We are surrounded by synthetic toxins every day – printer fumes, carpets, furniture, dust, electronics, air pollution, the list goes on. We would never eat anything with these ingredients, yet we breathe them in all the time. These contribute to respiratory illness, headaches, low performance and difficulties concentrating. This has been well documented in offices and, frighteningly, in schools, with inadequate ventilation rates contributing to illness and low performance scores in children.

A 2015 Harvard study showed elevating levels of fresh air into a controlled office environment resulted in a 61 per cent productivity improvement. Whilst the study relied on a small sample (24 people) it shows quite a phenomenal outcome: poor air quality can easily go unnoticed, yet it can have a big impact on performance – not to mention long-term health issues such as respiratory illness and asthma.

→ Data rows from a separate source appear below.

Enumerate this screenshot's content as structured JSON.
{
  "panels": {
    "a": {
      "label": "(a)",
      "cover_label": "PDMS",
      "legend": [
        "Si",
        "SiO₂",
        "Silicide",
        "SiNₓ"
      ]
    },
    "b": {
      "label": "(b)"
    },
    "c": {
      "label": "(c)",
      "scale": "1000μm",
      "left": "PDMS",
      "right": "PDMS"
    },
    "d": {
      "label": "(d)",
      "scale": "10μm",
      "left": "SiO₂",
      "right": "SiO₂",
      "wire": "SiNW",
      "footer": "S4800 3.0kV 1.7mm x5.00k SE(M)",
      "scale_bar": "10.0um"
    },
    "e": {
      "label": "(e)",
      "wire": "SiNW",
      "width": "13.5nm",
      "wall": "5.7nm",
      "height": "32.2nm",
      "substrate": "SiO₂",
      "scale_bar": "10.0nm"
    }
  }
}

These issues can fall between the cracks (literally), but have long-term implications.

Mental well-being and stress

Work stress can come from a number of factors, and can be even further exacerbated by the physical environment – noise levels, interruptions, ergonomic issues, thermal comfort and other factors. All of these compete for our attention, detracting from the forever sought ‘flow.’

I am often asked, “how do you separate work stress from home stress when looking at productivity?” There is no magic formula, especially when home and work life are so closely linked. Consider the fact that late night exposure to light results in poor sleep quality. If staff are checking their emails late at night, that can actually contribute to poor sleep and performance during the day.  It requires much broader thinking outside of a 9 to 5 workday.

We know more now then every about the connections between neuroscience and architecture, and this space will continue to grow. According to psychologist Ron Friedman, the design of the cubicle office defied human needs changing.

“Depriving people of sunlight, restricting their views, and seating them with their backs exposed is not a recipe for success—it’s a recipe for chronic anxiety,” he said.

From an evolutionary perspective, certain types of space provide us with a feeling of safety, or anxiety. We like to see what is going on around us to minimise threat, we like being close to nature, and we operate better with sunlight.

As we spend more time in the workplace, it needs to cater beyond merely a desk to complete tasks. Human-centered design requires a deeper understanding of physiological and psychological needs to create healthy, high performance spaces.